Altered expression of muscle- and cytoskeleton-related genes in a rat strain with inherited cryptorchidism.

Development of the fetal gubernaculum is a prerequisite for testicular descent and dependent on insulin-like 3 and androgen, but knowledge of downstream effectors is limited. We analyzed transcript profiles in gubernaculum and testis to address changes occurring during normal and abnormal testicular descent in Long Evans wild-type (wt) and cryptorchid (orl) fetuses. Total RNA from male wt and orl gubernacula (gestational days [GD]18-20), wt female gubernacula (GD18), and testis (GD17 and 19) was hybridized to Affymetrix GeneChips. Statistical analysis of temporal, gender, and strain-specific differences in gene expression was performed with the use of linear models analysis with empirical Bayes statistics and analysis of variance (gubernaculum) and linear analysis (testis). Overrepresented common gene ontology functional categories and pathways were identified in groups of differentially expressed genes with the Database for Annotation, Visualization, and Integrated Discovery. Transcript profiles were dynamic in wt males between GD18-19 and GD20, comparatively static in orl GD18-20 gubernaculum, and similar in wt and orl testis. Functional analysis of differentially expressed genes in wt and orl gubernaculum identified categories related to metabolism, cellular biogenesis, small GTPase-mediated signal transduction, cytoskeleton, muscle development, and insulin signaling. Genes involved in androgen receptor signaling, regulated by androgens, or both were overrepresented in differentially expressed gubernaculum and testis gene groups. Quantitative reverse transcription polymerase chain reaction (RT-PCR) confirmed differential expression of genes related to muscle development, including Myog, Tnnt2, Fst, Igf1, Igfbp5, Id2, and Msx1. These data suggest that the orl mutation results in a primary gubernacular defect that affects muscle development and cytoskeletal function and might alter androgen-regulated pathways.

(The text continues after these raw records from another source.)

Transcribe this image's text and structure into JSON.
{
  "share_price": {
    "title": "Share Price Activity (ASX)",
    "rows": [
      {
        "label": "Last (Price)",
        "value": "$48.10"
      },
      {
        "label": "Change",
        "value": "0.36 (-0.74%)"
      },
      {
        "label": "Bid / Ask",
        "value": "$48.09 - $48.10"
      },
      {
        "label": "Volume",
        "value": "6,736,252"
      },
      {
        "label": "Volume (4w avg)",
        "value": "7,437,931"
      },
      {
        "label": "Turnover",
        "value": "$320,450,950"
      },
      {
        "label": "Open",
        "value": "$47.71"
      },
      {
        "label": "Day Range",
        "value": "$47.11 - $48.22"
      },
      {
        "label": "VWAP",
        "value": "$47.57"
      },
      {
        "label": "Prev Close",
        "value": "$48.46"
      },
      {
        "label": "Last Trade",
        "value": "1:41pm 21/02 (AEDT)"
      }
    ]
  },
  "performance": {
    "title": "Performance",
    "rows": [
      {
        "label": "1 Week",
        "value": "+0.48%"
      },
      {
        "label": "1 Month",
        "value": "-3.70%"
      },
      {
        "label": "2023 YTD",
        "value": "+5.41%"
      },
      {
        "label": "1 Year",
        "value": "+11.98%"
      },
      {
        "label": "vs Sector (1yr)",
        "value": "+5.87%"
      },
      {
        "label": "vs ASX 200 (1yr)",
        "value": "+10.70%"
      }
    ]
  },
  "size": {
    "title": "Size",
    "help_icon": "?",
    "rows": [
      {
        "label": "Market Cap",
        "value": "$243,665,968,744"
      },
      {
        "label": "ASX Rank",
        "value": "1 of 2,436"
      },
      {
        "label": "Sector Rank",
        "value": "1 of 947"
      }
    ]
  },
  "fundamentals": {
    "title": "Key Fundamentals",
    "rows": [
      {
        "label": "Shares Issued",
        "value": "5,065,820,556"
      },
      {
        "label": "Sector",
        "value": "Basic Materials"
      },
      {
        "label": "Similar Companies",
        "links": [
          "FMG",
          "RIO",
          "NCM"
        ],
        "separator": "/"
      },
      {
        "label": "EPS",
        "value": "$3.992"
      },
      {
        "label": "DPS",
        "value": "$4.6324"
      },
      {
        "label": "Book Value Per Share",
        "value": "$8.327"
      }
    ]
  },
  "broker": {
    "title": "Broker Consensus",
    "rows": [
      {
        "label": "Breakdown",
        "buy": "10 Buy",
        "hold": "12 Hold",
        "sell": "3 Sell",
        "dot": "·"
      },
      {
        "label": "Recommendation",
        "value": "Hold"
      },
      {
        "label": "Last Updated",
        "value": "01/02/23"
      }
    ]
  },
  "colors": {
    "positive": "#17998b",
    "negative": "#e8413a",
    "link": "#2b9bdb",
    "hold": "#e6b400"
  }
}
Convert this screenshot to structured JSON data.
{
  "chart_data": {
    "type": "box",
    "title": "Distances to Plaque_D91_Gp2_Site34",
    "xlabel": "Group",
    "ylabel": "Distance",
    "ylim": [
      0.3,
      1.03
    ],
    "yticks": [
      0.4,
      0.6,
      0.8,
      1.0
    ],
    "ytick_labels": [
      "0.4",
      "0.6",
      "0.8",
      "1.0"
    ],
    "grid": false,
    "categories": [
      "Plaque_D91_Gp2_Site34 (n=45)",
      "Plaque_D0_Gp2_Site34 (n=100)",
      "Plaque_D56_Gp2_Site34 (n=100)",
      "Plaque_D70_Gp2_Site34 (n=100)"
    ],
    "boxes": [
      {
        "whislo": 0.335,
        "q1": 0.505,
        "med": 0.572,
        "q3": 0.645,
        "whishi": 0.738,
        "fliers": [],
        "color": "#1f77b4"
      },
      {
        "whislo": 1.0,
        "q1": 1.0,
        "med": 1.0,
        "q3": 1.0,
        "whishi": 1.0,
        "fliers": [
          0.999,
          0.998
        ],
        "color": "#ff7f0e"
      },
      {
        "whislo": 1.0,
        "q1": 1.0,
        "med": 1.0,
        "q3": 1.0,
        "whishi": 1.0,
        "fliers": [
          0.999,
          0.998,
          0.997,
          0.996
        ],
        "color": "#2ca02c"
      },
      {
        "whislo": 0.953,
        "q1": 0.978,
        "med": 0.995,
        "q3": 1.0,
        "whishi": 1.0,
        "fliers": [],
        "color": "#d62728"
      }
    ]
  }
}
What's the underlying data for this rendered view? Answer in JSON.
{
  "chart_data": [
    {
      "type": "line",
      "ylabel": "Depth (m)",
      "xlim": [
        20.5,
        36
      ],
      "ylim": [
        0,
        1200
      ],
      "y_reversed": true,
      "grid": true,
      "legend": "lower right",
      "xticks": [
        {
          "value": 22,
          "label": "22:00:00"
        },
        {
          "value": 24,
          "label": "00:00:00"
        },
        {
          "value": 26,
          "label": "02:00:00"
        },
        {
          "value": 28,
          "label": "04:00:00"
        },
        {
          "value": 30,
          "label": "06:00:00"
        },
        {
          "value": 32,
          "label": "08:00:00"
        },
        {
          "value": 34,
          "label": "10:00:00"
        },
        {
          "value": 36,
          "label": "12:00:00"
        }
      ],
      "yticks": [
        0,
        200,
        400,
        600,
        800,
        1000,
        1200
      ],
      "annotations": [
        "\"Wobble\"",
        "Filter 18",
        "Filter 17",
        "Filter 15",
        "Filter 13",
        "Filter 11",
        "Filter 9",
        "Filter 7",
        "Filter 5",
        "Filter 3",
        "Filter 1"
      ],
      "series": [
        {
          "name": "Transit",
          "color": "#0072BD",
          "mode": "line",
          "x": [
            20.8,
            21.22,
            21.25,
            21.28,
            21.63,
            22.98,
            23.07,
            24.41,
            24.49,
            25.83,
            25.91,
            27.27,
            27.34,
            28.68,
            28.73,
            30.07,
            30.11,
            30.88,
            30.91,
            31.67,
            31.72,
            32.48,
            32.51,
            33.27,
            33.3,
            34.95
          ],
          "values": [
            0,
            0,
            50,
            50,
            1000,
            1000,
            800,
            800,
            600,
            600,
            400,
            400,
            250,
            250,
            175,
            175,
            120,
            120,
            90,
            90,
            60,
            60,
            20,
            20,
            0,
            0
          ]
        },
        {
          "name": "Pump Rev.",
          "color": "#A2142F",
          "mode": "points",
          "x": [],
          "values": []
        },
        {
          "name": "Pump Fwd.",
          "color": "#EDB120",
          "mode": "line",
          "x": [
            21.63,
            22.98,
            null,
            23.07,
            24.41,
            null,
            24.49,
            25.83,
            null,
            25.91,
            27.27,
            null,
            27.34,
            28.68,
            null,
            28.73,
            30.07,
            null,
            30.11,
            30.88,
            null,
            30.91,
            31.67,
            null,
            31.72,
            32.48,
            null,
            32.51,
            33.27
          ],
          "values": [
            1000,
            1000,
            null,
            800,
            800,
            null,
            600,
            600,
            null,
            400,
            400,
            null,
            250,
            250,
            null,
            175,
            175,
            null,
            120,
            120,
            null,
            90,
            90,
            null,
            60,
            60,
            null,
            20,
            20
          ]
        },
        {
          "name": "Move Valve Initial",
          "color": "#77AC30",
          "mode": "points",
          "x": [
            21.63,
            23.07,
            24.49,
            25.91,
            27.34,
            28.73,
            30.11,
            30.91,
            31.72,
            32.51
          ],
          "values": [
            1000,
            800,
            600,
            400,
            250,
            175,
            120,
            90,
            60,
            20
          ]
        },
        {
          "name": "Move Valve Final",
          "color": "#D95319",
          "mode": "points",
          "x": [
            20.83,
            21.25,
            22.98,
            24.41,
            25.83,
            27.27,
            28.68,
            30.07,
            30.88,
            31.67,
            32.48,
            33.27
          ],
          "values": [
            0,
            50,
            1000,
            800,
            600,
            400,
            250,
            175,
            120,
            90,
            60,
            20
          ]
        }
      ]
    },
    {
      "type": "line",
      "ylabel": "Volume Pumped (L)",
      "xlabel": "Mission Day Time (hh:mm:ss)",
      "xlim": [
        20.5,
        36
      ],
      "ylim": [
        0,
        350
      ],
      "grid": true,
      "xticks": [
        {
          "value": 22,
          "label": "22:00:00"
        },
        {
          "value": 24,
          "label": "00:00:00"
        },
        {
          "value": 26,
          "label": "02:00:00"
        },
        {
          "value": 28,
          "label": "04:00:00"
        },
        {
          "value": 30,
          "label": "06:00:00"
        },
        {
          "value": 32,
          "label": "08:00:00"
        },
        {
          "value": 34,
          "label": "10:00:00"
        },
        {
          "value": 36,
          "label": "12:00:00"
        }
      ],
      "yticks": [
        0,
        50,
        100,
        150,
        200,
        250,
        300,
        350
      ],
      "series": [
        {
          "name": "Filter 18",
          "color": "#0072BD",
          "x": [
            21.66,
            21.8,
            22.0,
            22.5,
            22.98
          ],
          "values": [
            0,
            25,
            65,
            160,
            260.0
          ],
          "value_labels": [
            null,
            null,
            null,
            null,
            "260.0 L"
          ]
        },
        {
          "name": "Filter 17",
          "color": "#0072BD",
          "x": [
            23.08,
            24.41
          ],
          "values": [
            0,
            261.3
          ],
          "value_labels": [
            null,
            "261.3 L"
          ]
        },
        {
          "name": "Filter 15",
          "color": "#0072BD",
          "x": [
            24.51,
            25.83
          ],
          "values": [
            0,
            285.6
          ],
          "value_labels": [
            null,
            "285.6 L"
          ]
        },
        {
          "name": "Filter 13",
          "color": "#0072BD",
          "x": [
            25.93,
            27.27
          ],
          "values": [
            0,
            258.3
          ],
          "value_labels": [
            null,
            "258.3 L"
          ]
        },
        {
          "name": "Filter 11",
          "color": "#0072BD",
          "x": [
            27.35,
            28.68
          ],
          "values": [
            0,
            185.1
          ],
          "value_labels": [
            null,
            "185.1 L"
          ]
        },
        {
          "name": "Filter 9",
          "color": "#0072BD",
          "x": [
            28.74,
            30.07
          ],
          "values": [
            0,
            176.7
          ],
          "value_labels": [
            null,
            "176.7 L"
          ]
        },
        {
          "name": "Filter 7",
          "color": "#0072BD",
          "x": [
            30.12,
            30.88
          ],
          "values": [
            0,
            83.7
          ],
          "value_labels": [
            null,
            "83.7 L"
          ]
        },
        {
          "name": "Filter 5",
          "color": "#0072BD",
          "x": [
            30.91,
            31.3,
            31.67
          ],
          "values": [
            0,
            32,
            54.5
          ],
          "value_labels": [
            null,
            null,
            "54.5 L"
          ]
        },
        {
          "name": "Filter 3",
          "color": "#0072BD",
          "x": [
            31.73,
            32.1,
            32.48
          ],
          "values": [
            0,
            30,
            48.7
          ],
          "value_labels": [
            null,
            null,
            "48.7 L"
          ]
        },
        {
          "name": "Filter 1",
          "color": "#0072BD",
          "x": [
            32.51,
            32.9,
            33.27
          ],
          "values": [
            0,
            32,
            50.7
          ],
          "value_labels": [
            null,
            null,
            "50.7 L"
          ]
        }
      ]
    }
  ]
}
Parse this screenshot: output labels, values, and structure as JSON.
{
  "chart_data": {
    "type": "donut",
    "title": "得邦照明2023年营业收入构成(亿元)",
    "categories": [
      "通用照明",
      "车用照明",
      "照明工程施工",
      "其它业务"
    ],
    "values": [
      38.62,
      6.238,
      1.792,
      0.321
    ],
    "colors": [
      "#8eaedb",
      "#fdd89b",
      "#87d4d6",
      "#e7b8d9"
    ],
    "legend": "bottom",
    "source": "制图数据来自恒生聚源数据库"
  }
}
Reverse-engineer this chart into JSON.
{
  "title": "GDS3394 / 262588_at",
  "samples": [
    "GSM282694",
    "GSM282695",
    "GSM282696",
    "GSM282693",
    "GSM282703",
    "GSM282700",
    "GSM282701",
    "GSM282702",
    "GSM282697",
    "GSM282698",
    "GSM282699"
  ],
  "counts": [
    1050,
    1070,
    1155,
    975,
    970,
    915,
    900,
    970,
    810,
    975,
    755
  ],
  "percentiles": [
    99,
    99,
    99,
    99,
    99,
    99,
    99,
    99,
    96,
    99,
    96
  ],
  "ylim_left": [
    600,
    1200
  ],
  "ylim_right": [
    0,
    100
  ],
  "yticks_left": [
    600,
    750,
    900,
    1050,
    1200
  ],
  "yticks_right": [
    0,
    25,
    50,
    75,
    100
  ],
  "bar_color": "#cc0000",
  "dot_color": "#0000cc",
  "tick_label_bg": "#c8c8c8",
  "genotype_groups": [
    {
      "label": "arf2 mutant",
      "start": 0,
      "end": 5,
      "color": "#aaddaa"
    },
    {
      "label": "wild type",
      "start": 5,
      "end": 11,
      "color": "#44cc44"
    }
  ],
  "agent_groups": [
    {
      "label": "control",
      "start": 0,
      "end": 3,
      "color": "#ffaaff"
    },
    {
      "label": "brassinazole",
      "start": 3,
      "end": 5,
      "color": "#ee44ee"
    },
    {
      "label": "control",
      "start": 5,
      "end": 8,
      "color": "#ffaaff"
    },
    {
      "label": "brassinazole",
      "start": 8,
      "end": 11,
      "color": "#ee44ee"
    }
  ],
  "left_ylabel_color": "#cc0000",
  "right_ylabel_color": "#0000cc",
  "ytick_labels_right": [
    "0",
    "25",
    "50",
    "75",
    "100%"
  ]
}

Failure of shortening and inversion of the perinatal gubernaculum in the cryptorchid long-evans orl rat.

PURPOSE: Failure of testicular descent occurs in about 65% of spontaneously cryptorchid Long-Evans orl rats. Development of the fetal gubernaculum is dependent on expression of leucine rich G protein coupled receptor (also known as G protein coupled receptor affecting testicular descent) and its ligand, insulin-like 3. We studied testicular descent and mRNA expression of insulin-like 3 and leucine rich G protein coupled receptor in Long-Evans orl and Long-Evans wild-type rats during perinatal development. MATERIALS AND METHODS: Long-Evans orl and Long-Evans wild-type males obtained at gestational days 18 to 21 and day of birth were preserved in RNAlater for at least 24 hours. The size and position of the testes, kidneys and gubernacula were determined by microdissection and image analysis. Leucine rich G protein coupled receptor mRNA expression was analyzed in fetal gubernacula (gestational days 18 to 21) using real-time reverse transcriptase polymerase chain reaction with SYBR Green detection. Insulin-like 3 mRNA expression in fetal testis (gestational days 18 and 20) was determined by semiquantitative reverse transcriptase polymerase chain reaction. RESULTS: Testicular position was similar in Long-Evans orl and Long-Evans wild-type fetal rats. However, gubernacula were narrow (p < 0.001) and elongated (p < or = 0.01) in Long-Evans orl compared to Long-Evans wild-type fetuses at all time points. Inversion of both gubernacula occurred by the day of birth in 45% of Long-Evans orl and 100% of Long-Evans wild-type males (p < 0.001). Leucine rich G protein coupled receptor mRNA expression decreased with age and, similar to insulin-like 3 mRNA, was not consistently different between strains. CONCLUSIONS: These data suggest that the impaired shortening of the Long-Evans orl gubernaculum may interfere with the timing and quality of its inversion at birth, leading to failure of testicular descent in some newborn males. However, fetal testicular descent and the expression of leucine rich G protein coupled receptor and insulin-like 3 mRNA appear to be normal in this strain.